Elephantine papyri and ostraca

Papyrus narrating the story of the wise chancellor Ahiqar. Aramaic script. 5th century BCE. From Elephantine, Egypt. Neues Museum, Berlin

The Elephantine Papyri and Ostraca consist of thousands of documents from the Egyptian border fortresses of Elephantine and Aswan, which yielded hundreds of papyri and ostraca in hieratic and demotic Egyptian, Aramaic, Koine Greek, Latin and Coptic, spanning a period of 100 years in the 5th to 4th centuries BCE. The documents include letters and legal contracts from family and other archives, and are thus an invaluable source of knowledge for scholars of varied disciplines such as epistolography, law, society, religion, language and onomastics. The Elephantine documents include letters and legal contracts from family and other archives: divorce documents, the manumission of slaves, and other business. The dry soil of Upper Egypt preserved the documents.

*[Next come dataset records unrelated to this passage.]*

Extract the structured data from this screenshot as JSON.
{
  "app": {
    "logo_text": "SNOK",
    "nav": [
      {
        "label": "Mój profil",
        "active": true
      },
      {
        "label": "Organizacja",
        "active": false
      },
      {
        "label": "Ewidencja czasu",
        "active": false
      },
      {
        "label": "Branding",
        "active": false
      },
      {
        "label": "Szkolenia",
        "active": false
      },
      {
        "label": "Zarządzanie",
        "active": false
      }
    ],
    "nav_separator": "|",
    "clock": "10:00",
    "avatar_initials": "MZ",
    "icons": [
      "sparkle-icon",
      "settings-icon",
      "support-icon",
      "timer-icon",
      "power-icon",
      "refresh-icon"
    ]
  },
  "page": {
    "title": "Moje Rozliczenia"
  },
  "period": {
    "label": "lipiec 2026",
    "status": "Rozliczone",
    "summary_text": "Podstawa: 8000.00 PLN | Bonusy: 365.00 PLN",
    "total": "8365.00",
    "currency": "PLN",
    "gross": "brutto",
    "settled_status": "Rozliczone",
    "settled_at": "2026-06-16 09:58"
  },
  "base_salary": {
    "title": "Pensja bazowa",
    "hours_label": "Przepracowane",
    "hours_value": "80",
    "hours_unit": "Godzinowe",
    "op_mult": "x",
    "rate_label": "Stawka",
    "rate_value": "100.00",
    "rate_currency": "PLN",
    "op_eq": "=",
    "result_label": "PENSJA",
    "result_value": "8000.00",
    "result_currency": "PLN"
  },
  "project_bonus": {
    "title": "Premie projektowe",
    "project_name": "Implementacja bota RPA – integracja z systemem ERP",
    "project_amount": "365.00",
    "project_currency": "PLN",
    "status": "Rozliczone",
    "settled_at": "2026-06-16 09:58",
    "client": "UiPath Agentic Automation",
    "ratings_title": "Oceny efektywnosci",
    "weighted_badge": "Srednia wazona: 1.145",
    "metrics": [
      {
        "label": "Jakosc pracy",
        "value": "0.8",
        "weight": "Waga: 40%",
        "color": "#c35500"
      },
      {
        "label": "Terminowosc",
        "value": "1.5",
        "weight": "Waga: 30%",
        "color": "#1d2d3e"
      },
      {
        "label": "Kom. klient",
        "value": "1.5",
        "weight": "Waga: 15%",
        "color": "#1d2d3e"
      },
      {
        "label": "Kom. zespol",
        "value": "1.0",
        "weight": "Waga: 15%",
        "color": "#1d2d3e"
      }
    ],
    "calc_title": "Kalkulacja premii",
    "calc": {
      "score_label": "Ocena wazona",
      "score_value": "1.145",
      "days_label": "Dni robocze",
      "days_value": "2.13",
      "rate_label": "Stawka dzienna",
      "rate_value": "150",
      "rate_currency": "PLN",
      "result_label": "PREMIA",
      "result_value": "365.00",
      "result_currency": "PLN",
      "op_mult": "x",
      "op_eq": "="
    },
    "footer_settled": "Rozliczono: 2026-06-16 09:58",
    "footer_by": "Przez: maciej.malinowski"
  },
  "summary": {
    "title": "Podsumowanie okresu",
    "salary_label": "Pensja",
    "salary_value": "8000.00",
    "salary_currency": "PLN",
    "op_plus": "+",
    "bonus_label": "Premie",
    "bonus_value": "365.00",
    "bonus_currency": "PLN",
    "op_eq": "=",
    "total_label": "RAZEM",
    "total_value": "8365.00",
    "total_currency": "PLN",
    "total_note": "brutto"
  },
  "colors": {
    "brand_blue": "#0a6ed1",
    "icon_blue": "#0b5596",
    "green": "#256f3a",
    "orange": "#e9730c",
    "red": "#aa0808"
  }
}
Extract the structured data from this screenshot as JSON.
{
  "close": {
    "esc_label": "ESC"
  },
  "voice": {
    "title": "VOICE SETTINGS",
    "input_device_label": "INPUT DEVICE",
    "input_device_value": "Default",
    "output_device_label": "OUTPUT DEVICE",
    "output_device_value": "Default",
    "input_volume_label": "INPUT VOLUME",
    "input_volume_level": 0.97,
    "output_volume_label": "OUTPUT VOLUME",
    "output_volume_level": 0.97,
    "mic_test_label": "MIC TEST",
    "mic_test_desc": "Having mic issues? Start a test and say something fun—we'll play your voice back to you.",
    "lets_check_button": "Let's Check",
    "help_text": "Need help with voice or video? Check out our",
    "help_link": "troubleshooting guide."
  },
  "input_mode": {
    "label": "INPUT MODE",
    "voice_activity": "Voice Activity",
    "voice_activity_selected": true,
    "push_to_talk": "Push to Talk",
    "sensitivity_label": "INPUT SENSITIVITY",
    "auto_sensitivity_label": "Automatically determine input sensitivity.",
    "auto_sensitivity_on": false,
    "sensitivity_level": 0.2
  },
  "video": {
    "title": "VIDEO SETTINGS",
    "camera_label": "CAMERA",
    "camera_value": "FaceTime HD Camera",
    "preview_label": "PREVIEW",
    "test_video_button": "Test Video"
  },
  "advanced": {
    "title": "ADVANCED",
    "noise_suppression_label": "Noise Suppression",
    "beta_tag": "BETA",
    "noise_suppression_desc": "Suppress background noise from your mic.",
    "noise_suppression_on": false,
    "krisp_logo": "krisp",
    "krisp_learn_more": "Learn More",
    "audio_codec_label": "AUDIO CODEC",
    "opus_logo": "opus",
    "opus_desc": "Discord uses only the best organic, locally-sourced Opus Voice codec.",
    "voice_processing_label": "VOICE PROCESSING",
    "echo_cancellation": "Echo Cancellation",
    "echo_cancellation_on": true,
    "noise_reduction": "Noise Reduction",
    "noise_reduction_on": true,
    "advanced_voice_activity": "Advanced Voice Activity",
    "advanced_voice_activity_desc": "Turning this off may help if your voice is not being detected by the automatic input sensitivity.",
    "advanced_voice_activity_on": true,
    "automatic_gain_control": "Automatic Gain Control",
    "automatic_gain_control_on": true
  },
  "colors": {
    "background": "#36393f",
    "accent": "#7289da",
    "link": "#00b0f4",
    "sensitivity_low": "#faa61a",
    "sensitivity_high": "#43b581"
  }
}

Hundreds of these Elephantine papyri span a period of 100 years, during the 5th to 4th centuries BCE. Legal documents and a cache of letters survived, turned up on the local "grey market" of antiquities starting in the late 19th century, and were scattered into several Western collections.

A number of the Aramaic papyri document the Jewish community among soldiers stationed at Elephantine under Achaemenid rule, 495–399 BCE. The so-called "Passover Letter" of 419 BCE (discovered in 1907), which appears to give instructions for the observance of the Festival of Unleavened Bread (though Passover itself is not mentioned in the extant text), is in the Egyptian Museum of Berlin.

The standard reference collection of the Aramaic documents from Elephantine is the Textbook of Aramaic Documents from Ancient Egypt.[1]

  1. ^ Cook, Edward (2022). Biblical Aramaic and Related Dialects: An Introduction. Cambridge University Press. p. 3-7. ISBN 978-1-108-78788-8. Imperial Aramaic (IA) [Footnote: Other names: Official Aramaic, Reichsaramäisch. Because many of the surviving texts come from Egypt, some scholars speak of "Egyptian Aramaic."]… As noted, the documentation of IA is significantly greater than that of Old Aramaic; the hot and dry climate of Egypt has been particularly favorable to the preservation of antiquities, including Aramaic texts written on soft media such as papyrus or leather. The primary, although not exclusive, source of our knowledge of Persian-period Aramaic is a large number of papyri discovered on the island of Elephantine… All of the Egyptian Aramaic texts have been collected and reedited in the Textbook of Aramaic Documents from Ancient Egypt… This is now the standard text edition.